Hermeneutika lagi bertrend terutama buat yang berpaham liberal. Istilah hermeneutika berkaitan dengan mitos dewa Hermes yang memiliki kebiasaan "memintal" (spin), yang dalam realitasnya menurut Sayyid Hussain Nasr adalah Nabi Idris AS, karena konon dewa Hermes dalam mitologi Yunani tersebut menyampaikan pula warta para dewa kepada manusia, bahkan bukan hanya sekadar menyampaikan, namun juga memberikan tambahan berupa ulasan. Mitos ini mengungkap dua hal, pertama: memastikan maksud, isi suatu kata, kalimat, teks, kedua: menemukan instruksi-instruksi dibalik simbol.

Secara harfiah, kata ini pernah digunakan oleh Aristoteles (384-322) SM, dalam karyanya: Peri Hermeneias, yang kemudian diterjemahkan ke dalam bahasa Latin dengan De Interpretatione; dan baru kemudian diterjemahkan ke dalam bahasa Inggris dengan On the Interpretation. Sebelumnya, al-Fârabi (870?-950) M, telah menterjemahkannya ke dalam bahasa Arab: Fi al-'Ibârah, dan memberi komentar karya Aristoteles tersebut. Hermeneias yang dikemukakan Aristoteles, hanya untuk membahas fungsi ungkapan dalam memahami pemikiran, serta pembahasan tentang satuan-satuan bahasa, seperti kata benda, kata kerja, kalimat, ungkapan, dan lain-lain yang berkaitan dengan tata-bahasa. Ketika membicarakan hermeneias, Aristoteles tidak mempersoalkan teks, ataupun mengkritik teks. Yang menjadi topik pembahasan Aristoteles adalah interpretasi itu sendiri, tanpa mempersoalkan teks yang diinterpretasikan.

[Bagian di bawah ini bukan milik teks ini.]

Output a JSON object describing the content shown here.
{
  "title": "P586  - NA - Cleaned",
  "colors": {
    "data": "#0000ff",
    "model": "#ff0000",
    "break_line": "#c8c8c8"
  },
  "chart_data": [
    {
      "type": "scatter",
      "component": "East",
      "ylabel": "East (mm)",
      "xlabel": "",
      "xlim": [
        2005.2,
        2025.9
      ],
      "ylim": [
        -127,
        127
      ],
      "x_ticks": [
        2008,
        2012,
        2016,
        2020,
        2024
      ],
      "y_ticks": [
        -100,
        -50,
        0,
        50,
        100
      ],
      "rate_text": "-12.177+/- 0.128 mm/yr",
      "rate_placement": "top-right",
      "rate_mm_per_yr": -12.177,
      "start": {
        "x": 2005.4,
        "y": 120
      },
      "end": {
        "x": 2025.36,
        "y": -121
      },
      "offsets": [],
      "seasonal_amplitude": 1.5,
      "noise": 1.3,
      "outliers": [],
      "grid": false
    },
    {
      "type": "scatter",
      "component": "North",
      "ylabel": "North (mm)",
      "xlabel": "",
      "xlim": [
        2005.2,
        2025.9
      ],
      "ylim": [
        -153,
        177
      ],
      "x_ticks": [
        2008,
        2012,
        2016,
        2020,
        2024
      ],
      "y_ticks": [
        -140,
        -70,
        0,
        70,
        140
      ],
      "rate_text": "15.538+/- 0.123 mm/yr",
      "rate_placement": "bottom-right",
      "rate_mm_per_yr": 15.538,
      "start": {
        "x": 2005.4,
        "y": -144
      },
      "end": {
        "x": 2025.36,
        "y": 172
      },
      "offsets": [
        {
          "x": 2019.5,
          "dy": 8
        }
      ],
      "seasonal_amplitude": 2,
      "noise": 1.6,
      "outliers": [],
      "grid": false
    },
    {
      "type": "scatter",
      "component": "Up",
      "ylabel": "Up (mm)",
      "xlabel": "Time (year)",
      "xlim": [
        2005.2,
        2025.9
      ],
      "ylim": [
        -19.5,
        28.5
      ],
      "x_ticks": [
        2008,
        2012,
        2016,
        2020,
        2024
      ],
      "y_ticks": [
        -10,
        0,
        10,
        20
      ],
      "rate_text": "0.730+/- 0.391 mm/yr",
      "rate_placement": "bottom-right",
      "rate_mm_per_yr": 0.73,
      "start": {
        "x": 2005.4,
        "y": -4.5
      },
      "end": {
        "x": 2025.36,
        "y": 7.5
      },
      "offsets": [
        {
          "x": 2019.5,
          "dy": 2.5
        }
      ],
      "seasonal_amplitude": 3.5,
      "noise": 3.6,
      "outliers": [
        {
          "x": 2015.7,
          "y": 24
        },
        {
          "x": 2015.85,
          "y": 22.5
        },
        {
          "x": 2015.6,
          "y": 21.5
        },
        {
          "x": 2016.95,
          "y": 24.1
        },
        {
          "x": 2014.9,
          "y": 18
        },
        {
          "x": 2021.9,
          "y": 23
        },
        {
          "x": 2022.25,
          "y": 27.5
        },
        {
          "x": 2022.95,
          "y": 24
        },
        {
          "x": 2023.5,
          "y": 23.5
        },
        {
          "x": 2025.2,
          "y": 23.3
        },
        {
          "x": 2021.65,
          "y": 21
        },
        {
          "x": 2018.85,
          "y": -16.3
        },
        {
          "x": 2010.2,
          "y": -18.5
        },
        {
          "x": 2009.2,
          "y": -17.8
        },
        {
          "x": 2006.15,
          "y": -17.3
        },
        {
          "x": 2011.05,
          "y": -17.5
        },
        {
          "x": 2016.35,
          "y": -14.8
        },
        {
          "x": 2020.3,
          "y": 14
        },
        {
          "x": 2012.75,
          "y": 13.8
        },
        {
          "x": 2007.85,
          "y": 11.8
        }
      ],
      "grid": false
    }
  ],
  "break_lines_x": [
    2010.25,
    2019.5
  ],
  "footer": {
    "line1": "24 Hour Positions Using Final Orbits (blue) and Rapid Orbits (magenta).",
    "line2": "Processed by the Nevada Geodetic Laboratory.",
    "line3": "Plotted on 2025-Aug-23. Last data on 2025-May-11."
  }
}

Binatang hermeneutika ini ibarat ulat bermetamorphosis menjadi kupu-kupu, dimulai sejak para theolog Yahudi dan Kristen berusaha mengembangkan metode dan aturan yang dapat memandu penafsiran dan mengevaluasi kembali teks-teks dalam Bible yang sudah hilang teks aslinya yang dalam bahasa Hebrew Kuno (Al-'Ibriyyah Al-Qadimah) untuk Perjanjian Lama dan bahasa Aram (Al-'Ibriyyah Al-Jadidah) untuk Injil(*). Kemudian selama tahun-tahun pertama abad ke sembilan belas, metode itu ibarat kupu-kupu malam(**) terbang melebar menjadi hermeneutika umum oleh filosof dan theolog Protestan, Friedrich Schleiermacher (1768-1834). Perkembangan hermeneutika sangat berkaitan dengan filologi, alegori yang juga sebagai sistem penafsiran terhadap teks.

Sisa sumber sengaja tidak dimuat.